Friedrich Lange
From Philosopedia
Lange, Friedrich Albert (28 September 1828 - 23 November 1875)
Lange, whose father was theologian Johann Peter Lange, was a German neo-Kantian philosopher, author of Gesckhichte des Materialismus und Kritik senier Bedeutung in der Gegenwart (1866; tr. A History of Materialism, 3rd ed., 1950).
In its introduction, Bertrand Russell wrote that Lange was “an opposite of the Kantian view of the world.” Lange held that materialism is unable to explain consciousness and is refuted, on scientific grounds, by the psychology and physiology of sensation, which shows that the world studied by physics is a world dependent upon our modes of perception, not a world existing independently on its own account.

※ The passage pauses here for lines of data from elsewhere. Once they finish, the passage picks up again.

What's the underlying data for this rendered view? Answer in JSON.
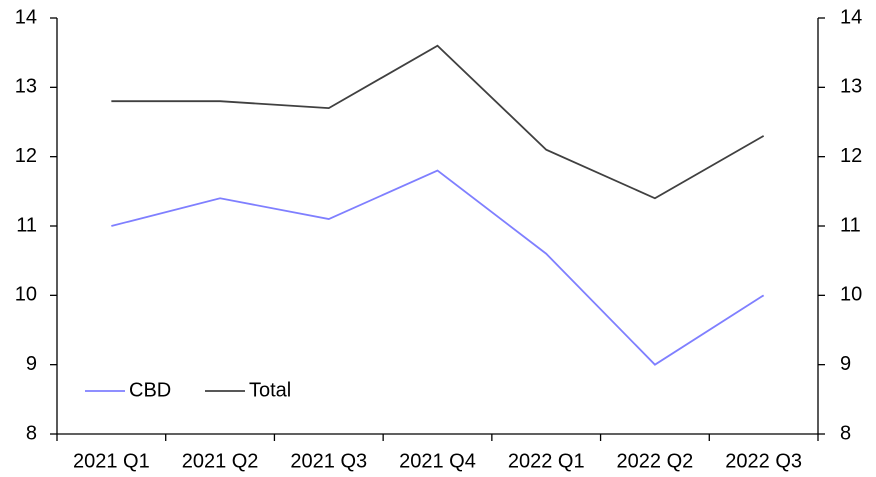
{
  "chart_data": {
    "type": "line",
    "categories": [
      "2021 Q1",
      "2021 Q2",
      "2021 Q3",
      "2021 Q4",
      "2022 Q1",
      "2022 Q2",
      "2022 Q3"
    ],
    "series": [
      {
        "name": "CBD",
        "color": "#7f7fff",
        "values": [
          11.0,
          11.4,
          11.1,
          11.8,
          10.6,
          9.0,
          10.0
        ]
      },
      {
        "name": "Total",
        "color": "#404040",
        "values": [
          12.8,
          12.8,
          12.7,
          13.6,
          12.1,
          11.4,
          12.3
        ]
      }
    ],
    "ylim": [
      8,
      14
    ],
    "yticks": [
      8,
      9,
      10,
      11,
      12,
      13,
      14
    ],
    "y2lim": [
      8,
      14
    ],
    "y2ticks": [
      8,
      9,
      10,
      11,
      12,
      13,
      14
    ],
    "grid": false,
    "legend": "lower left"
  }
}
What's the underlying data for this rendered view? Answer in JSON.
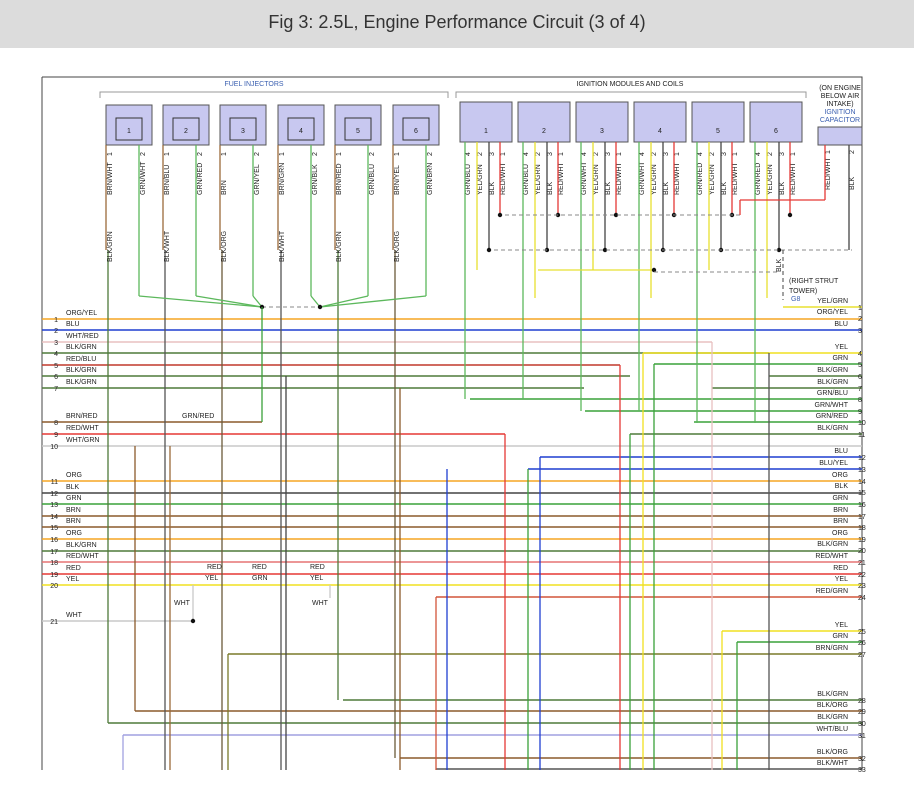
{
  "header": {
    "title": "Fig 3: 2.5L, Engine Performance Circuit (3 of 4)"
  },
  "labels": {
    "fuel_injectors": "FUEL INJECTORS",
    "ignition": "IGNITION MODULES AND COILS",
    "capacitor_note": [
      "(ON ENGINE",
      "BELOW AIR",
      "INTAKE)"
    ],
    "capacitor_name": [
      "IGNITION",
      "CAPACITOR"
    ],
    "ground_wire": "BLK",
    "ground_note": [
      "(RIGHT STRUT",
      "TOWER)"
    ],
    "ground_id": "G8"
  },
  "injectors": [
    {
      "number": "1",
      "pins": [
        {
          "pin": "1",
          "wire": "BRN/WHT",
          "color": "#9a6a3a"
        },
        {
          "pin": "2",
          "wire": "GRN/WHT",
          "color": "#5cb85c"
        }
      ],
      "lower_wire": "BLK/GRN",
      "lower_color": "#4f7a3a"
    },
    {
      "number": "2",
      "pins": [
        {
          "pin": "1",
          "wire": "BRN/BLU",
          "color": "#9a6a3a"
        },
        {
          "pin": "2",
          "wire": "GRN/RED",
          "color": "#5cb85c"
        }
      ],
      "lower_wire": "BLK/WHT",
      "lower_color": "#555"
    },
    {
      "number": "3",
      "pins": [
        {
          "pin": "1",
          "wire": "BRN",
          "color": "#9a6a3a"
        },
        {
          "pin": "2",
          "wire": "GRN/YEL",
          "color": "#5cb85c"
        }
      ],
      "lower_wire": "BLK/ORG",
      "lower_color": "#6b5a3a"
    },
    {
      "number": "4",
      "pins": [
        {
          "pin": "1",
          "wire": "BRN/GRN",
          "color": "#9a6a3a"
        },
        {
          "pin": "2",
          "wire": "GRN/BLK",
          "color": "#5cb85c"
        }
      ],
      "lower_wire": "BLK/WHT",
      "lower_color": "#555"
    },
    {
      "number": "5",
      "pins": [
        {
          "pin": "1",
          "wire": "BRN/RED",
          "color": "#9a6a3a"
        },
        {
          "pin": "2",
          "wire": "GRN/BLU",
          "color": "#5cb85c"
        }
      ],
      "lower_wire": "BLK/GRN",
      "lower_color": "#4f7a3a"
    },
    {
      "number": "6",
      "pins": [
        {
          "pin": "1",
          "wire": "BRN/YEL",
          "color": "#9a6a3a"
        },
        {
          "pin": "2",
          "wire": "GRN/BRN",
          "color": "#5cb85c"
        }
      ],
      "lower_wire": "BLK/ORG",
      "lower_color": "#6b5a3a"
    }
  ],
  "modules": [
    {
      "number": "1",
      "pins": [
        {
          "pin": "4",
          "wire": "GRN/BLU",
          "color": "#5cb85c"
        },
        {
          "pin": "2",
          "wire": "YEL/GRN",
          "color": "#e8e030"
        },
        {
          "pin": "3",
          "wire": "BLK",
          "color": "#444"
        },
        {
          "pin": "1",
          "wire": "RED/WHT",
          "color": "#e53935"
        }
      ]
    },
    {
      "number": "2",
      "pins": [
        {
          "pin": "4",
          "wire": "GRN/BLU",
          "color": "#5cb85c"
        },
        {
          "pin": "2",
          "wire": "YEL/GRN",
          "color": "#e8e030"
        },
        {
          "pin": "3",
          "wire": "BLK",
          "color": "#444"
        },
        {
          "pin": "1",
          "wire": "RED/WHT",
          "color": "#e53935"
        }
      ]
    },
    {
      "number": "3",
      "pins": [
        {
          "pin": "4",
          "wire": "GRN/WHT",
          "color": "#5cb85c"
        },
        {
          "pin": "2",
          "wire": "YEL/GRN",
          "color": "#e8e030"
        },
        {
          "pin": "3",
          "wire": "BLK",
          "color": "#444"
        },
        {
          "pin": "1",
          "wire": "RED/WHT",
          "color": "#e53935"
        }
      ]
    },
    {
      "number": "4",
      "pins": [
        {
          "pin": "4",
          "wire": "GRN/WHT",
          "color": "#5cb85c"
        },
        {
          "pin": "2",
          "wire": "YEL/GRN",
          "color": "#e8e030"
        },
        {
          "pin": "3",
          "wire": "BLK",
          "color": "#444"
        },
        {
          "pin": "1",
          "wire": "RED/WHT",
          "color": "#e53935"
        }
      ]
    },
    {
      "number": "5",
      "pins": [
        {
          "pin": "4",
          "wire": "GRN/RED",
          "color": "#5cb85c"
        },
        {
          "pin": "2",
          "wire": "YEL/GRN",
          "color": "#e8e030"
        },
        {
          "pin": "3",
          "wire": "BLK",
          "color": "#444"
        },
        {
          "pin": "1",
          "wire": "RED/WHT",
          "color": "#e53935"
        }
      ]
    },
    {
      "number": "6",
      "pins": [
        {
          "pin": "4",
          "wire": "GRN/RED",
          "color": "#5cb85c"
        },
        {
          "pin": "2",
          "wire": "YEL/GRN",
          "color": "#e8e030"
        },
        {
          "pin": "3",
          "wire": "BLK",
          "color": "#444"
        },
        {
          "pin": "1",
          "wire": "RED/WHT",
          "color": "#e53935"
        }
      ]
    }
  ],
  "capacitor": {
    "pins": [
      {
        "pin": "1",
        "wire": "RED/WHT",
        "color": "#e53935"
      },
      {
        "pin": "2",
        "wire": "BLK",
        "color": "#444"
      }
    ]
  },
  "left_rows": [
    {
      "number": "1",
      "label": "ORG/YEL",
      "color": "#f5a623"
    },
    {
      "number": "2",
      "label": "BLU",
      "color": "#1f3fd1"
    },
    {
      "number": "3",
      "label": "WHT/RED",
      "color": "#e8c0c0"
    },
    {
      "number": "4",
      "label": "BLK/GRN",
      "color": "#4f7a3a"
    },
    {
      "number": "5",
      "label": "RED/BLU",
      "color": "#c0392b"
    },
    {
      "number": "6",
      "label": "BLK/GRN",
      "color": "#4f7a3a"
    },
    {
      "number": "7",
      "label": "BLK/GRN",
      "color": "#4f7a3a"
    },
    {
      "number": "8",
      "label": "BRN/RED",
      "color": "#8b5a2b"
    },
    {
      "number": "9",
      "label": "RED/WHT",
      "color": "#e53935"
    },
    {
      "number": "10",
      "label": "WHT/GRN",
      "color": "#c8c8c8"
    },
    {
      "number": "11",
      "label": "ORG",
      "color": "#f5a623"
    },
    {
      "number": "12",
      "label": "BLK",
      "color": "#444"
    },
    {
      "number": "13",
      "label": "GRN",
      "color": "#3aa23a"
    },
    {
      "number": "14",
      "label": "BRN",
      "color": "#8b5a2b"
    },
    {
      "number": "15",
      "label": "BRN",
      "color": "#8b5a2b"
    },
    {
      "number": "16",
      "label": "ORG",
      "color": "#f5a623"
    },
    {
      "number": "17",
      "label": "BLK/GRN",
      "color": "#4f7a3a"
    },
    {
      "number": "18",
      "label": "RED/WHT",
      "color": "#e57373"
    },
    {
      "number": "19",
      "label": "RED",
      "color": "#e53935"
    },
    {
      "number": "20",
      "label": "YEL",
      "color": "#f0e020"
    },
    {
      "number": "21",
      "label": "WHT",
      "color": "#c8c8c8"
    }
  ],
  "right_rows": [
    {
      "number": "1",
      "label": "YEL/GRN",
      "color": "#e8e030"
    },
    {
      "number": "2",
      "label": "ORG/YEL",
      "color": "#f5a623"
    },
    {
      "number": "3",
      "label": "BLU",
      "color": "#1f3fd1"
    },
    {
      "number": "4",
      "label": "YEL",
      "color": "#f0e020"
    },
    {
      "number": "5",
      "label": "GRN",
      "color": "#3aa23a"
    },
    {
      "number": "6",
      "label": "BLK/GRN",
      "color": "#4f7a3a"
    },
    {
      "number": "7",
      "label": "BLK/GRN",
      "color": "#4f7a3a"
    },
    {
      "number": "8",
      "label": "GRN/BLU",
      "color": "#3aa23a"
    },
    {
      "number": "9",
      "label": "GRN/WHT",
      "color": "#3aa23a"
    },
    {
      "number": "10",
      "label": "GRN/RED",
      "color": "#3aa23a"
    },
    {
      "number": "11",
      "label": "BLK/GRN",
      "color": "#4f7a3a"
    },
    {
      "number": "12",
      "label": "BLU",
      "color": "#1f3fd1"
    },
    {
      "number": "13",
      "label": "BLU/YEL",
      "color": "#1f3fd1"
    },
    {
      "number": "14",
      "label": "ORG",
      "color": "#f5a623"
    },
    {
      "number": "15",
      "label": "BLK",
      "color": "#444"
    },
    {
      "number": "16",
      "label": "GRN",
      "color": "#3aa23a"
    },
    {
      "number": "17",
      "label": "BRN",
      "color": "#8b5a2b"
    },
    {
      "number": "18",
      "label": "BRN",
      "color": "#8b5a2b"
    },
    {
      "number": "19",
      "label": "ORG",
      "color": "#f5a623"
    },
    {
      "number": "20",
      "label": "BLK/GRN",
      "color": "#4f7a3a"
    },
    {
      "number": "21",
      "label": "RED/WHT",
      "color": "#e57373"
    },
    {
      "number": "22",
      "label": "RED",
      "color": "#e53935"
    },
    {
      "number": "23",
      "label": "YEL",
      "color": "#f0e020"
    },
    {
      "number": "24",
      "label": "RED/GRN",
      "color": "#d2553a"
    },
    {
      "number": "25",
      "label": "YEL",
      "color": "#f0e020"
    },
    {
      "number": "26",
      "label": "GRN",
      "color": "#3aa23a"
    },
    {
      "number": "27",
      "label": "BRN/GRN",
      "color": "#7a7a2a"
    },
    {
      "number": "28",
      "label": "BLK/GRN",
      "color": "#4f7a3a"
    },
    {
      "number": "29",
      "label": "BLK/ORG",
      "color": "#8b5a2b"
    },
    {
      "number": "30",
      "label": "BLK/GRN",
      "color": "#4f7a3a"
    },
    {
      "number": "31",
      "label": "WHT/BLU",
      "color": "#a0a0e0"
    },
    {
      "number": "32",
      "label": "BLK/ORG",
      "color": "#8b5a2b"
    },
    {
      "number": "33",
      "label": "BLK/WHT",
      "color": "#555"
    }
  ],
  "splice_labels": [
    "GRN/RED",
    "RED",
    "YEL",
    "RED",
    "GRN",
    "RED",
    "YEL",
    "WHT",
    "WHT"
  ]
}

Lange praised Nietzsche’s first major work, The Birth of Tragedy Out of the Spirit of Music (1872), but, according to Gordon Stein, was unsympathetic to materialism.
Lange’s view on Pantheism included the thought that some truths of nature are not only unknowable but also unverifiable. Consciousness he regarded as subjective experience, not just the effect of matter.
Lange was one of the originators of neo-Kantianism and important as one of the founders of the Marburg school of neo-Kantianism. Also, he played a significant role in the German labor movement.